Who Cares about the King ? Not I

 

     The King’s officially sanctioned shoelace tier has taken the day off sick (pancreatic problems?) and failed to provide a suitable substitute. Well, a child of four can hardly be considered a stand in for an expert, can he? Even if he is the son of the fastest and most graceful shoelace tier in all the land. Fortunately, our current King is progressive, he swings with the times and so no one need worry about being beheaded,drawn and quartered or iron maidened. Our current King cares(his slogan).

     The King stares down at his unlaced shoes. So far down. He remembers the time he toured the Dominion of Canada and went on an official trip up the CN Tower. At the time, he thought he’d been transferred to another world and he tried to reach down through the glass to crush the ants dressed as people. The King’s handlers sledge hammered the glass to allow him to reach down but his reach took him nowhere. Looking down at his laces, the King wonders if there is some trick of optics at work, some glass in the way, some as of yet undiscovered challenge in getting his fingers down. 

     Try.

     The King stands by the door of his chamber where few are admitted. The shoelace tier’s son jumps on the bed but the King concentrates on his untied laces. Once my fingers are down there, how will I distinguish them from my laces, the King wonders. He looks at his fingers and he looks down at his white laces. They seem different from this distance but side-by-side who knows what confounding similarities will emerge? The King’s neck is getting sore.

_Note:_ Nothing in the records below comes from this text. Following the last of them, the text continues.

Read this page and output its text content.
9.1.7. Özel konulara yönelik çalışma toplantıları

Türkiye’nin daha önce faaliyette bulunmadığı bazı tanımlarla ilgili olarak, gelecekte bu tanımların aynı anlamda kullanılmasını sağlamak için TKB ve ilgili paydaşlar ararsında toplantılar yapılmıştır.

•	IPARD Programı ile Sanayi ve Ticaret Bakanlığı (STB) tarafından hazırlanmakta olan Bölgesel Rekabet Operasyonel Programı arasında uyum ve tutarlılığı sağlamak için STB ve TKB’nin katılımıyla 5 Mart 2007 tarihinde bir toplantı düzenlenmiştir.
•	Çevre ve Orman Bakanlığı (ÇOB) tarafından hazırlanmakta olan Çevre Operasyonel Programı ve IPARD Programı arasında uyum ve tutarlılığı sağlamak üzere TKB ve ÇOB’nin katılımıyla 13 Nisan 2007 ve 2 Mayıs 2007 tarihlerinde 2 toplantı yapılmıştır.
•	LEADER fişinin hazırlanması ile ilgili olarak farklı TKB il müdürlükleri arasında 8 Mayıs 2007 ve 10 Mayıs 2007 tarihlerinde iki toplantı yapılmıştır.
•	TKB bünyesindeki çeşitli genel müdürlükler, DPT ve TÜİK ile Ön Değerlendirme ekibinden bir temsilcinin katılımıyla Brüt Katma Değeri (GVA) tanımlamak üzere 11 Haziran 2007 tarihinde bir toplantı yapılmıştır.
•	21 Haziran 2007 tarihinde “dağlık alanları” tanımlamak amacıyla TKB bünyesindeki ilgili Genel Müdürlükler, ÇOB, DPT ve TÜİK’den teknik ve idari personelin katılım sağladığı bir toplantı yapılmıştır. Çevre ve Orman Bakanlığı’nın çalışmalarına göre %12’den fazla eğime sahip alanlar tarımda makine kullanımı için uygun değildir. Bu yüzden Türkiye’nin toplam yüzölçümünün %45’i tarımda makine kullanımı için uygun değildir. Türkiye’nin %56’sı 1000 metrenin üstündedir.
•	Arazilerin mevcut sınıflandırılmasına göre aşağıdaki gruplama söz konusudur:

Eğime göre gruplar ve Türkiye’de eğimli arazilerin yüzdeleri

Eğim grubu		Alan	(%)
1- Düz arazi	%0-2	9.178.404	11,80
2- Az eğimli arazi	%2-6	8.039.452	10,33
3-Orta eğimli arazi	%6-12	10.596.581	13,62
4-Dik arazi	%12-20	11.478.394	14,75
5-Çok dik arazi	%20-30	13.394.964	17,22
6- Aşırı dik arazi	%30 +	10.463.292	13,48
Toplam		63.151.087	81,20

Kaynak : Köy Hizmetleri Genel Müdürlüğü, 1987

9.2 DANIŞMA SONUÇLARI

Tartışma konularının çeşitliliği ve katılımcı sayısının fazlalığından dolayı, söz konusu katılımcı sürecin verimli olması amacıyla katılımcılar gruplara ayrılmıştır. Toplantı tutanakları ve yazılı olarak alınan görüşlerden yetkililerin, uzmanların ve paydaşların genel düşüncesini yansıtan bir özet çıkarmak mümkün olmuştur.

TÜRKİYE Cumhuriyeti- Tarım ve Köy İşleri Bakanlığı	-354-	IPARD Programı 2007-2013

     He turns his head slightly to look at the other show but there is no lace. Confound it! The day is already a disaster. The King looks up at the large wooden door (which he may not be able to exit from on this day) and lets out a sigh of discombobulation. He looks over to the bed to see the tip of what appears to be a shoelace sticking out from the bouncing boy’s mouth. 

     In response to the King’s rage, the boy starts to sing a cutesy, childish rendition of the Beatles’ Hey Jude.

     The King is appeased.

     But I ask you all, should our taxes go towards this fickleness?